Driverless trains, as we have seen, are practical, but the totally unmanned train is not so common. Because of the ever-present problem of vandalism, railway companies are reluctant to have no staff at all on trains. Totally safe operation under computer control is practical without train staff. But passengers need to feel secure, and the presence of somebody “in authority” on the trains lends some comfort, and may act as a deterrent to would-be vandals. Scanning of station platforms by video cameras is now common, and developments in visual communications will improve security.


There is little doubt that we shall see much more electrification. It has always made sense to site power stations near to the sources of fuel, and these sites do not have to be near cities. Power distribution networks are well developed, and railways can and do tap into the distribution networks where they need the power.

We are used to high-voltage alternating current taken from overhead contact wires, and the normal voltage today is 25,000 volts. For the future there could be a case for reverting to direct current at around 12,000 volts. With the development of power electronic devices, it is no longer necessary to use direct current motors.
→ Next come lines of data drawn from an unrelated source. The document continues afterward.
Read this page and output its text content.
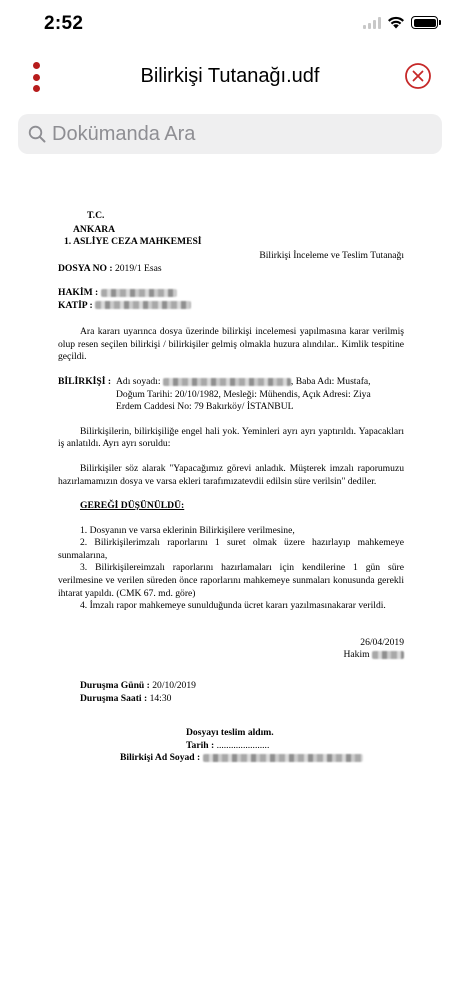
2:52
Bilirkişi Tutanağı.udf
Dokümanda Ara

T.C.

ANKARA

1. ASLİYE CEZA MAHKEMESİ

Bilirkişi İnceleme ve Teslim Tutanağı

DOSYA NO : 2019/1 Esas

HAKİM :

KATİP :

Ara kararı uyarınca dosya üzerinde bilirkişi incelemesi yapılmasına karar verilmiş olup resen seçilen bilirkişi / bilirkişiler gelmiş olmakla huzura alındılar.. Kimlik tespitine geçildi.

BİLİRKİŞİ : Adı soyadı:	, Baba Adı: Mustafa,

Doğum Tarihi: 20/10/1982, Mesleği: Mühendis, Açık Adresi: Ziya

Erdem Caddesi No: 79 Bakırköy/ İSTANBUL

Bilirkişilerin, bilirkişiliğe engel hali yok. Yeminleri ayrı ayrı yaptırıldı. Yapacakları iş anlatıldı. Ayrı ayrı soruldu:

Bilirkişiler söz alarak "Yapacağımız görevi anladık. Müşterek imzalı raporumuzu hazırlamamızın dosya ve varsa ekleri tarafımızatevdii edilsin süre verilsin" dediler.

GEREĞİ DÜŞÜNÜLDÜ:

1. Dosyanın ve varsa eklerinin Bilirkişilere verilmesine,

2. Bilirkişilerimzalı raporlarını 1 suret olmak üzere hazırlayıp mahkemeye sunmalarına,

3. Bilirkişilereimzalı raporlarını hazırlamaları için kendilerine 1 gün süre verilmesine ve verilen süreden önce raporlarını mahkemeye sunmaları konusunda gerekli ihtarat yapıldı. (CMK 67. md. göre)

4. İmzalı rapor mahkemeye sunulduğunda ücret kararı yazılmasınakarar verildi.

26/04/2019

Hakim

Duruşma Günü : 20/10/2019

Duruşma Saati : 14:30

Dosyayı teslim aldım.

Tarih : ......................

Bilirkişi Ad Soyad :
The conversion from direct to variable-frequency alternating current is now practical and widely employed.

High-voltage direct current has attractions in a number of ways. Electromagnetic interference from the contact wires is largely eliminated, and losses in transmission are less. The electrical power link between England and France uses direct current because losses in an alternating current link would be untenable.

We have not touched urban transport, in which high technology will also play a major part in the future. This is a subject on its own. The major railway systems are all in intensely competitive situations today, and their success or otherwise is linked to the ability to make effective use of the new technology as it develops.


To quote from the Institution of Mechanical Engineers conference again, the introduction to the subject of Magnetic Suspension contains the following:

Tracked transport by magnetic suspension is now a practical proposition for slow as well as highest speeds. Vehicles float with clearance of up to an inch on a magnetic field requiring no power expenditure, and hence without noise and the need for maintenance. Development is now at the man-carrying model stage, including propulsion-braking by simple dc linear motor that uses the track permanent field for excitation.

This (paper) summarizes nine years of development into what is considered to be their (massive permanent magnets’) largest and most important application, land transport, both guided and random-travel.

The objective is the magnetic suspension of simple raft-like vehicles. They float up to an inch above a track with a permanent field which also provides the medium for ideal weightless springing, shock-absorbing and simple linear propulsion All this work has reached the stage at which the basic problems appear to be solved, but much engineering remains to be done.

This all sounded very simple and attractive, but how much engineering really needed to be done is perhaps illustrated by the fact that today, 25 years after the above was written, there is one low-speed system operating in Britain at Birmingham Airport, one in Germany, and very high-speed systems still under development in Germany and Japan.